John J. Giordano, an outstanding athlete at Malvern Prep and Villanova University, good enough to be drafted by the Pittsburgh Steelers in 1955, who instead stayed in Philadelphia and ran the P&F Giordano Italian market at 9th Street and Washington Avenue, died Friday at St. Joseph's Manor in Huntingdon Valley. He was 84 and lived in the Northeast.
John was born to Paul and Frances Giordano, who founded the market in 1921. He took his athletic talents to Malvern Preparatory School, where he excelled in football, track and baseball.
He received a scholarship to Villanova and was part of its powerhouse team from 1952 to 1955 - "and loved to talk about it," his family said.
John was drafted by the Steelers, but opted to go to Temple University Law School. He spent a year there and decided the law was not for him (two of his sons are lawyers) and returned to run the Italian market.
In recent years, health issues caused him to pass on operation of the market to his sons.
"He was selfless and kind-hearted," said his only daughter, Bernice Duesler. "He was everyone's favorite. He was very giving. If you were hungry, he would feed you. Whatever help you needed, he was there for you."
John was married to Regina Nowacki, with whom he had six children.
In 1986, Regina won a Lotto jackpot worth $2.5 million after having a dream in which she believed her late father gave her a message to play the numbers in old Lotto tickets she had saved.
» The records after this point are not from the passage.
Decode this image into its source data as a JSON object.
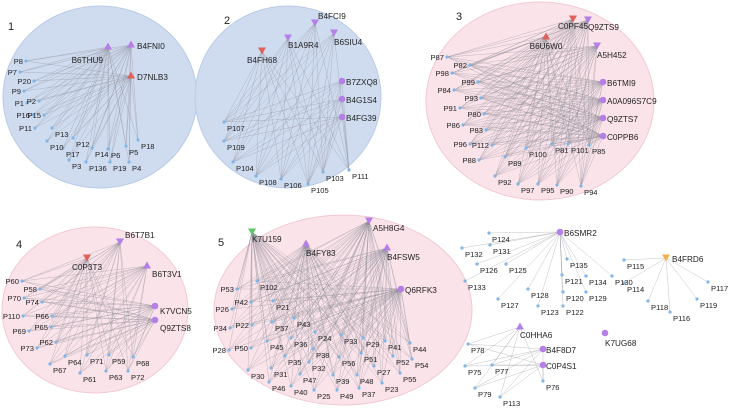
{
  "colors": {
    "blue_cluster": "#cfdcf0",
    "pink_cluster": "#fbe3ea",
    "edge": "#8c8c96",
    "peptide": "#7fb6e8",
    "protein": "#b57fe6",
    "protein_red": "#e0605a",
    "protein_green": "#5cc66a",
    "protein_orange": "#f0b050"
  },
  "clusters": [
    {
      "label": "1",
      "fill": "blue",
      "proteins": [
        {
          "id": "B6THU9",
          "shape": "triangle",
          "color": "protein"
        },
        {
          "id": "B4FNI0",
          "shape": "triangle",
          "color": "protein"
        },
        {
          "id": "D7NLB3",
          "shape": "triangle",
          "color": "protein_red"
        }
      ],
      "peptides": [
        "P8",
        "P7",
        "P20",
        "P9",
        "P1",
        "P2",
        "P16",
        "P15",
        "P11",
        "P13",
        "P12",
        "P10",
        "P17",
        "P14",
        "P6",
        "P5",
        "P18",
        "P3",
        "P136",
        "P19",
        "P4"
      ]
    },
    {
      "label": "2",
      "fill": "blue",
      "proteins": [
        {
          "id": "B4FCI9",
          "shape": "v",
          "color": "protein"
        },
        {
          "id": "B1A9R4",
          "shape": "v",
          "color": "protein"
        },
        {
          "id": "B4FH68",
          "shape": "v",
          "color": "protein_red"
        },
        {
          "id": "B6SIU4",
          "shape": "v",
          "color": "protein"
        },
        {
          "id": "B7ZXQ8",
          "shape": "circle",
          "color": "protein"
        },
        {
          "id": "B4G1S4",
          "shape": "circle",
          "color": "protein"
        },
        {
          "id": "B4FG39",
          "shape": "circle",
          "color": "protein"
        }
      ],
      "peptides": [
        "P107",
        "P109",
        "P104",
        "P108",
        "P106",
        "P105",
        "P103",
        "P111"
      ]
    },
    {
      "label": "3",
      "fill": "pink",
      "proteins": [
        {
          "id": "C0PF45",
          "shape": "v",
          "color": "protein_red"
        },
        {
          "id": "Q9ZTS9",
          "shape": "v",
          "color": "protein"
        },
        {
          "id": "B6U6W0",
          "shape": "triangle",
          "color": "protein_red"
        },
        {
          "id": "A5H452",
          "shape": "v",
          "color": "protein"
        },
        {
          "id": "B6TMI9",
          "shape": "circle",
          "color": "protein"
        },
        {
          "id": "A0A096S7C9",
          "shape": "circle",
          "color": "protein"
        },
        {
          "id": "Q9ZTS7",
          "shape": "circle",
          "color": "protein"
        },
        {
          "id": "C0PPB6",
          "shape": "circle",
          "color": "protein"
        }
      ],
      "peptides": [
        "P87",
        "P82",
        "P98",
        "P99",
        "P84",
        "P93",
        "P91",
        "P80",
        "P86",
        "P83",
        "P96",
        "P112",
        "P88",
        "P89",
        "P100",
        "P81",
        "P101",
        "P85",
        "P92",
        "P97",
        "P95",
        "P90",
        "P94"
      ]
    },
    {
      "label": "4",
      "fill": "pink",
      "proteins": [
        {
          "id": "B6T7B1",
          "shape": "v",
          "color": "protein"
        },
        {
          "id": "C0P3T3",
          "shape": "v",
          "color": "protein_red"
        },
        {
          "id": "B6T3V1",
          "shape": "triangle",
          "color": "protein"
        },
        {
          "id": "K7VCN5",
          "shape": "circle",
          "color": "protein"
        },
        {
          "id": "Q9ZTS8",
          "shape": "circle",
          "color": "protein"
        }
      ],
      "peptides": [
        "P60",
        "P58",
        "P70",
        "P74",
        "P110",
        "P66",
        "P69",
        "P65",
        "P62",
        "P73",
        "P64",
        "P71",
        "P59",
        "P68",
        "P67",
        "P61",
        "P63",
        "P72"
      ]
    },
    {
      "label": "5",
      "fill": "pink",
      "proteins": [
        {
          "id": "K7U159",
          "shape": "v",
          "color": "protein_green"
        },
        {
          "id": "A5H8G4",
          "shape": "v",
          "color": "protein"
        },
        {
          "id": "B4FY83",
          "shape": "triangle",
          "color": "protein"
        },
        {
          "id": "B4FSW5",
          "shape": "triangle",
          "color": "protein"
        },
        {
          "id": "Q6RFK3",
          "shape": "circle",
          "color": "protein"
        }
      ],
      "peptides": [
        "P102",
        "P53",
        "P42",
        "P21",
        "P26",
        "P57",
        "P43",
        "P22",
        "P34",
        "P24",
        "P33",
        "P29",
        "P41",
        "P44",
        "P45",
        "P36",
        "P28",
        "P50",
        "P38",
        "P35",
        "P32",
        "P56",
        "P51",
        "P52",
        "P54",
        "P30",
        "P31",
        "P47",
        "P39",
        "P48",
        "P27",
        "P55",
        "P46",
        "P40",
        "P25",
        "P49",
        "P37",
        "P23"
      ]
    },
    {
      "label": "",
      "fill": "none",
      "proteins": [
        {
          "id": "B6SMR2",
          "shape": "circle",
          "color": "protein"
        }
      ],
      "peptides": [
        "P124",
        "P132",
        "P131",
        "P135",
        "P126",
        "P125",
        "P121",
        "P134",
        "P130",
        "P133",
        "P128",
        "P120",
        "P129",
        "P127",
        "P123",
        "P122"
      ]
    },
    {
      "label": "",
      "fill": "none",
      "proteins": [
        {
          "id": "B4FRD6",
          "shape": "v",
          "color": "protein_orange"
        }
      ],
      "peptides": [
        "P115",
        "P117",
        "P114",
        "P119",
        "P118",
        "P116"
      ]
    },
    {
      "label": "",
      "fill": "none",
      "proteins": [
        {
          "id": "C0HHA6",
          "shape": "triangle",
          "color": "protein"
        },
        {
          "id": "B4F8D7",
          "shape": "circle",
          "color": "protein"
        },
        {
          "id": "C0P4S1",
          "shape": "circle",
          "color": "protein"
        }
      ],
      "peptides": [
        "P78",
        "P75",
        "P77",
        "P76",
        "P79",
        "P113"
      ]
    },
    {
      "label": "",
      "fill": "none",
      "proteins": [
        {
          "id": "K7UG68",
          "shape": "circle",
          "color": "protein"
        }
      ],
      "peptides": []
    }
  ]
}
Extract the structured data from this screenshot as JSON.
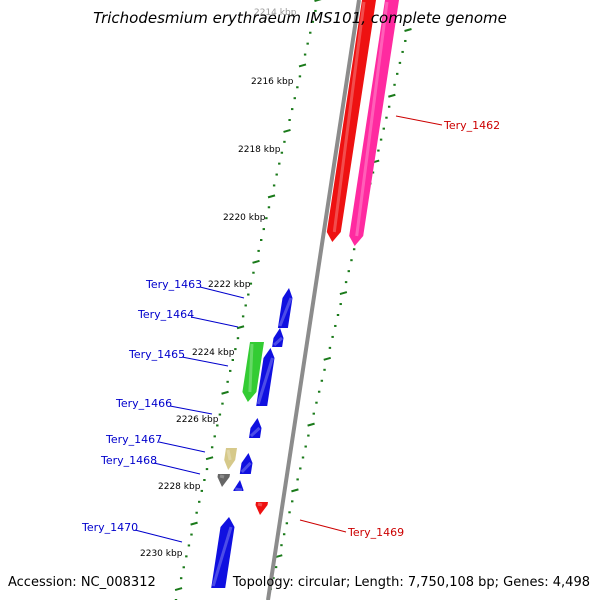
{
  "title": "Trichodesmium erythraeum IMS101, complete genome",
  "footer": {
    "accession": "Accession: NC_008312",
    "summary": "Topology: circular; Length: 7,750,108 bp; Genes: 4,498"
  },
  "colors": {
    "backbone": "#8c8c8c",
    "tick": "#1a7a1a",
    "label_left": "#0000cc",
    "label_right": "#cc0000",
    "gene_blue": "#1010e0",
    "gene_green": "#33cc33",
    "gene_khaki": "#d6c98a",
    "gene_gray": "#666666",
    "gene_red": "#ee1111",
    "gene_pink": "#ff2aa0"
  },
  "scale_labels": [
    "2214 kbp",
    "2216 kbp",
    "2218 kbp",
    "2220 kbp",
    "2222 kbp",
    "2224 kbp",
    "2226 kbp",
    "2228 kbp",
    "2230 kbp"
  ],
  "gene_labels": [
    {
      "name": "Tery_1462",
      "side": "right"
    },
    {
      "name": "Tery_1463",
      "side": "left"
    },
    {
      "name": "Tery_1464",
      "side": "left"
    },
    {
      "name": "Tery_1465",
      "side": "left"
    },
    {
      "name": "Tery_1466",
      "side": "left"
    },
    {
      "name": "Tery_1467",
      "side": "left"
    },
    {
      "name": "Tery_1468",
      "side": "left"
    },
    {
      "name": "Tery_1469",
      "side": "right"
    },
    {
      "name": "Tery_1470",
      "side": "left"
    }
  ]
}
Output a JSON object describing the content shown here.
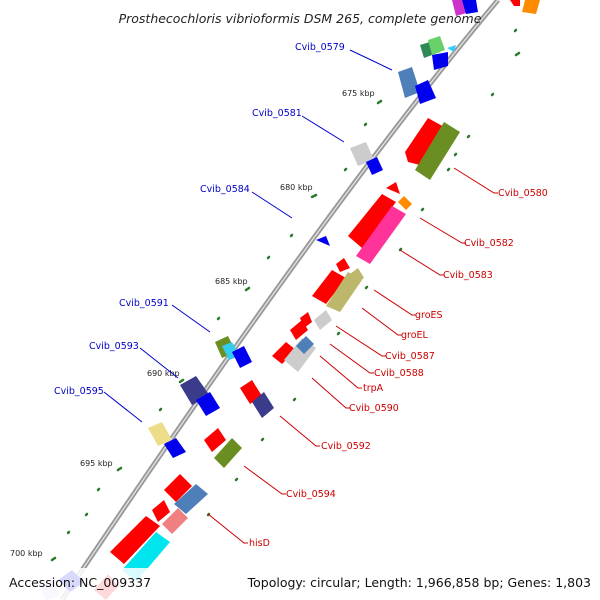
{
  "title": "Prosthecochloris vibrioformis DSM 265, complete genome",
  "accession": "Accession: NC_009337",
  "summary": "Topology: circular; Length: 1,966,858 bp; Genes: 1,803",
  "kbp_marks": [
    "675 kbp",
    "680 kbp",
    "685 kbp",
    "690 kbp",
    "695 kbp",
    "700 kbp"
  ],
  "forward_labels": [
    "Cvib_0579",
    "Cvib_0581",
    "Cvib_0584",
    "Cvib_0591",
    "Cvib_0593",
    "Cvib_0595"
  ],
  "reverse_labels": [
    "Cvib_0580",
    "Cvib_0582",
    "Cvib_0583",
    "groES",
    "groEL",
    "Cvib_0587",
    "Cvib_0588",
    "trpA",
    "Cvib_0590",
    "Cvib_0592",
    "Cvib_0594",
    "hisD"
  ],
  "colors": {
    "backbone": "#8a8a8a",
    "forward_label": "#0000cc",
    "reverse_label": "#cc0000",
    "tick": "#2a7a2a"
  }
}
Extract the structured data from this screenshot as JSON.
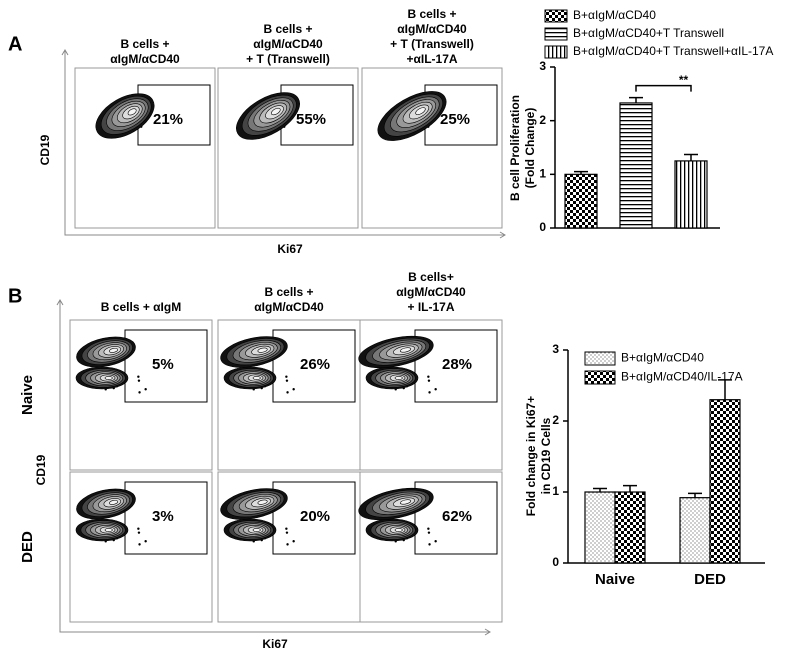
{
  "panel_a": {
    "label": "A",
    "x_label": "Ki67",
    "y_label": "CD19",
    "plots": [
      {
        "title": [
          "B cells +",
          "αIgM/αCD40"
        ],
        "percent": "21%"
      },
      {
        "title": [
          "B cells +",
          "αIgM/αCD40",
          "+ T  (Transwell)"
        ],
        "percent": "55%"
      },
      {
        "title": [
          "B cells +",
          "αIgM/αCD40",
          "+ T  (Transwell)",
          "+αIL-17A"
        ],
        "percent": "25%"
      }
    ]
  },
  "panel_b": {
    "label": "B",
    "x_label": "Ki67",
    "y_label": "CD19",
    "rows": [
      "Naive",
      "DED"
    ],
    "columns": [
      [
        "B cells + αIgM"
      ],
      [
        "B cells +",
        "αIgM/αCD40"
      ],
      [
        "B cells+",
        "αIgM/αCD40",
        "+ IL-17A"
      ]
    ],
    "percents": [
      [
        "5%",
        "26%",
        "28%"
      ],
      [
        "3%",
        "20%",
        "62%"
      ]
    ]
  },
  "chart_data": [
    {
      "type": "bar",
      "ylabel": [
        "B cell Proliferation",
        "(Fold Change)"
      ],
      "categories": [
        null
      ],
      "series": [
        {
          "name": "B+αIgM/αCD40",
          "pattern": "checker",
          "values": [
            1.0
          ],
          "errors": [
            0.05
          ]
        },
        {
          "name": "B+αIgM/αCD40+T Transwell",
          "pattern": "hstripe",
          "values": [
            2.33
          ],
          "errors": [
            0.1
          ]
        },
        {
          "name": "B+αIgM/αCD40+T Transwell+αIL-17A",
          "pattern": "vstripe",
          "values": [
            1.25
          ],
          "errors": [
            0.12
          ]
        }
      ],
      "significance": {
        "label": "**",
        "series": [
          1,
          2
        ]
      },
      "ylim": [
        0,
        3
      ],
      "yticks": [
        0,
        1,
        2,
        3
      ]
    },
    {
      "type": "bar",
      "ylabel": [
        "Fold change in Ki67+",
        "in CD19 Cells"
      ],
      "categories": [
        "Naive",
        "DED"
      ],
      "series": [
        {
          "name": "B+αIgM/αCD40",
          "pattern": "dots",
          "values": [
            1.0,
            0.92
          ],
          "errors": [
            0.05,
            0.06
          ]
        },
        {
          "name": "B+αIgM/αCD40/IL-17A",
          "pattern": "checker",
          "values": [
            1.0,
            2.3
          ],
          "errors": [
            0.09,
            0.28
          ]
        }
      ],
      "ylim": [
        0,
        3
      ],
      "yticks": [
        0,
        1,
        2,
        3
      ]
    }
  ]
}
She did, and they hit.
The winnings were disbursed among family members.
Regina died in 2001. Besides his daughter, he is survived by five sons, Paul, Wally, John Jr., Francis and Eugene; three sisters, Johanna, Theresa and Rita; a brother, Paul; 14 grandchildren, and his companion, Joan Maguire.
Services: Funeral Mass 11 a.m. Monday at Our Lady of Calvary Church, 11024 Knights Rd. Burial will be in Our Lady of Grace Cemetery, Langhorne.
Donations may be made to Our Lady of Calvary Church, Holy Ghost Prep or Nazareth Academy Grade School.